Vos premiers films sont très graphiques : quelles ont été vos influences cinématographiques et picturales du début ?

Mes premiers films sont des « films affiche ». Avant de passer à la réalisation, je ne connaissais pas les films de Man Ray ou de Fernand Léger. Je n’avais jamais entendu parler des films avant-gardistes. Je connaissais plutôt les peintures de cette époque, je me suis inspiré des mouvements cubiste et constructiviste. J’adore cette époque-là. L’affiche n’a pas le droit d’être ennuyeuse, un film non plus. Pour moi, la confection reste la même, qu’il s’agisse de dessin ou de film. Par ennuyeux, je n’entends pas lent car j’adore le cinéma de Tarkovski, ou de Béla Tarr, mais je pense à des films prétentieux ou artificiels. Je n’apprécie pas du tout le cinéma de Sylvain Chomet, par exemple, que je trouve sans âme. Pour moi, c’est de la bande dessinée animée, mais il n’y a pas de cinéma. Au début, j’ai aussi regardé beaucoup de films expérimentaux, comme ceux d’Oskar Fischinger.

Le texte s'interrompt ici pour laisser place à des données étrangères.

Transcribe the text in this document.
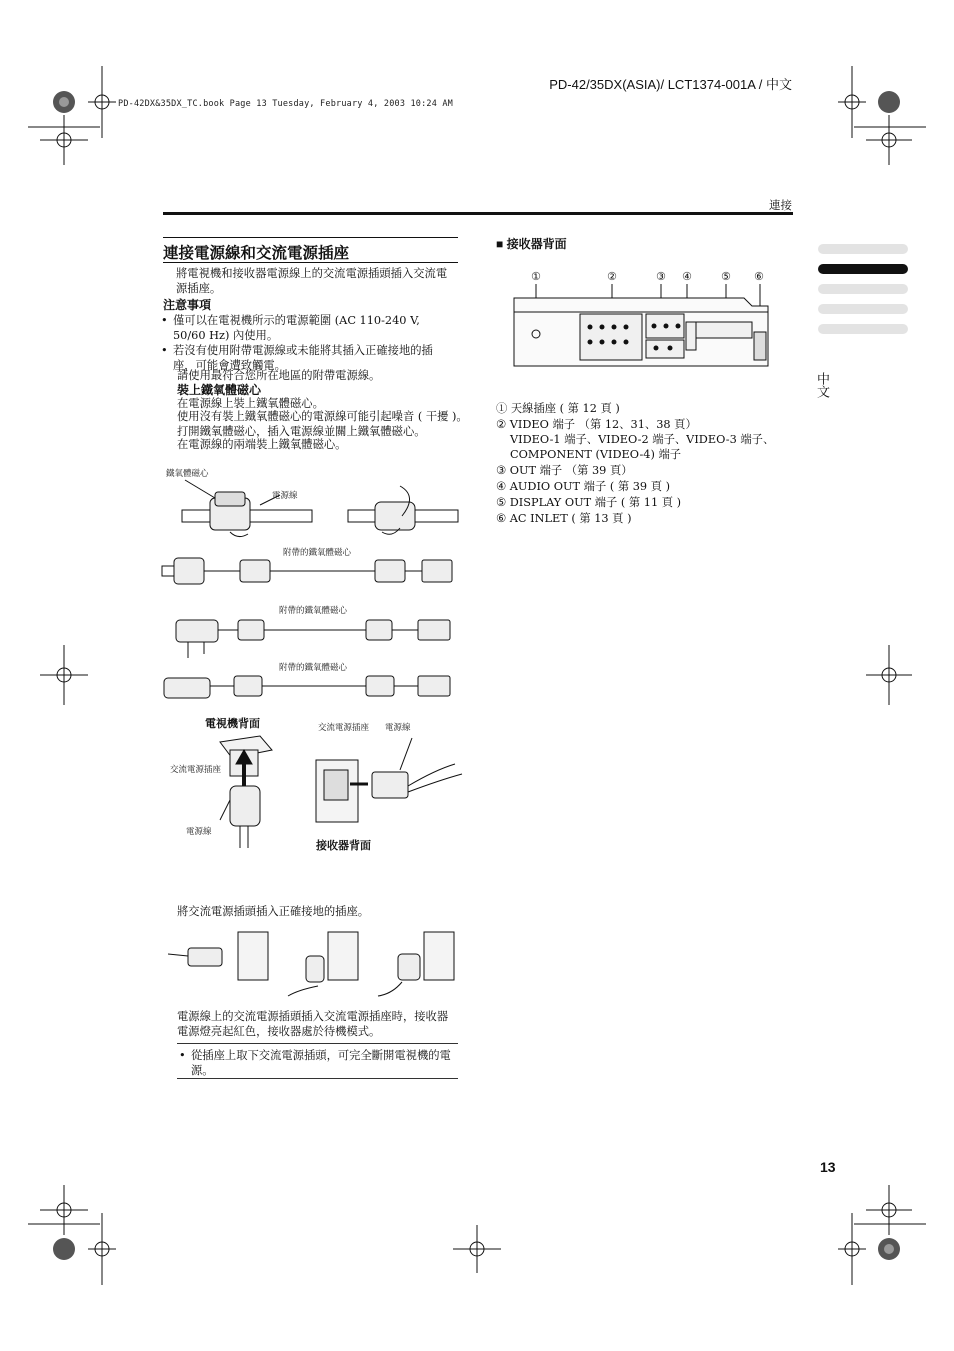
PD-42/35DX(ASIA)/ LCT1374-001A / 中文
PD-42DX&35DX_TC.book Page 13 Tuesday, February 4, 2003 10:24 AM
連接
中文
連接電源線和交流電源插座
將電視機和接收器電源線上的交流電源插頭插入交流電源插座。
注意事項
• 僅可以在電視機所示的電源範圍 (AC 110-240 V, 50/60 Hz) 內使用。
• 若沒有使用附帶電源線或未能將其插入正確接地的插座，可能會遭致觸電。
請使用最符合您所在地區的附帶電源線。
裝上鐵氧體磁心
在電源線上裝上鐵氧體磁心。
使用沒有裝上鐵氧體磁心的電源線可能引起噪音 ( 干擾 )。
打開鐵氧體磁心，插入電源線並關上鐵氧體磁心。
在電源線的兩端裝上鐵氧體磁心。
鐵氧體磁心
電源線
附帶的鐵氧體磁心
附帶的鐵氧體磁心
附帶的鐵氧體磁心
電視機背面	交流電源插座 電源線
交流電源插座
電源線
接收器背面
將交流電源插頭插入正確接地的插座。
電源線上的交流電源插頭插入交流電源插座時，接收器電源燈亮起紅色，接收器處於待機模式。
• 從插座上取下交流電源插頭，可完全斷開電視機的電源。
■ 接收器背面
①	②	③ ④	⑤ ⑥
① 天線插座 ( 第 12 頁 )
② VIDEO 端子 （第 12、31、38 頁）
VIDEO-1 端子、VIDEO-2 端子、VIDEO-3 端子、
COMPONENT (VIDEO-4) 端子
③ OUT 端子 （第 39 頁）
④ AUDIO OUT 端子 ( 第 39 頁 )
⑤ DISPLAY OUT 端子 ( 第 11 頁 )
⑥ AC INLET ( 第 13 頁 )
13
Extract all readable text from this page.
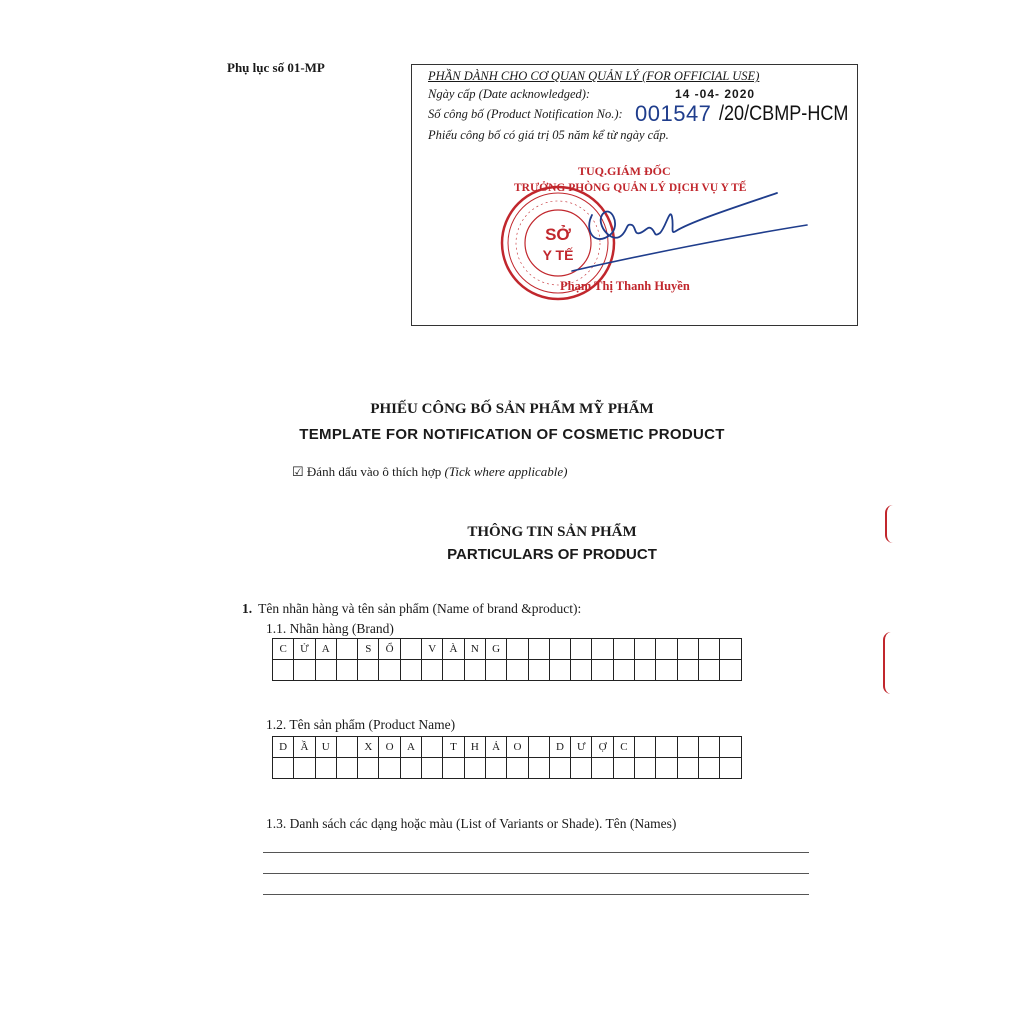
Phụ lục số 01-MP
PHẦN DÀNH CHO CƠ QUAN QUẢN LÝ (FOR OFFICIAL USE)
Ngày cấp (Date acknowledged):	14 -04- 2020
Số công bố (Product Notification No.): 001547 /20/CBMP-HCM
Phiếu công bố có giá trị 05 năm kể từ ngày cấp.
SỞ
Y TẾ
TUQ.GIÁM ĐỐC
TRƯỞNG PHÒNG QUẢN LÝ DỊCH VỤ Y TẾ
Phạm Thị Thanh Huyền
PHIẾU CÔNG BỐ SẢN PHẨM MỸ PHẨM
TEMPLATE FOR NOTIFICATION OF COSMETIC PRODUCT
☑ Đánh dấu vào ô thích hợp (Tick where applicable)
THÔNG TIN SẢN PHẨM
PARTICULARS OF PRODUCT
1. Tên nhãn hàng và tên sản phẩm (Name of brand &product):
1.1. Nhãn hàng (Brand)
C	Ử	A		S	Ổ		V	À	N	G											

1.2. Tên sản phẩm (Product Name)
D	Ầ	U		X	O	A		T	H	Ả	O		D	Ư	Ợ	C					

1.3. Danh sách các dạng hoặc màu (List of Variants or Shade). Tên (Names)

Avez-vous conçu les « Journaux de Lipsett » en pensant à un film cathartique ? Quel a été le rôle de la psychanalyse dans sa conception ?

La dimension analytique est, en effet, très forte dans le film. Avant d’imaginer les images, j’ai beaucoup lu de livres de psychanalyse, j’ai demandé conseil à beaucoup d’amis qui étaient dans le métier et qui m’ont aidé dans la conception du film. J’ai également été inspiré par Jacques Lacan et spécialement par sa théorie du miroir. Celui-ci raconte que si un enfant vit une expérience troublante et traumatisante avant sa septième année, son être se brise, son développement est freiné. C’est justement ce qui s’est passé avec Arthur Lipsett : son miroir s’est cassé quand sa mère s’est suicidée. J’ai donc voulu montrer cette perte de lui-même au sein du dessin et par le biais d’un montage saccadé.

Le texte écrit par Chris Robinson est à l’origine du film. Comment avez-vous travaillé à partir de ses mots ?

Chris Robinson avait rédigé un texte très chaotique que j’ai du mettre en images. Le texte ne racontait aucune histoire mais s’apparentait à un ensemble de mots. J’avais déjà en tête chaque plan, car quand je commence un film, j’ai une idée extrêmement précise de ce qu’il va être, de son déroulement. Je n’ai pas du tout douté ou cherché, le texte m’a immédiatement inspiré et puis, j’avais déjà trouvé la musique et les sons pour l’accompagner. A partir de là, j’ai mis le chaos en images en utilisant plusieurs techniques comme le crayon, la peinture acrylique et le collage puis, j’ai traité tout cela numériquement.

A propos de musique, elle est omniprésente dans vos films. Est-ce toujours vous qui la choisissez et qui concevez l’univers sonore ?

Moi, je ne cherche jamais de musique, c’est elle qui me trouve. Je dessine toujours à partir d’une musique qui m’a marqué, dont je me souviens. La musique, c’est mon scénario, je crée à partir d’elle. Elle est toujours première et le son aussi. Je commence toujours par un montage audio, pour imaginer le rythme du film. Je me sens d’ailleurs plus proche des musiciens que des animateurs.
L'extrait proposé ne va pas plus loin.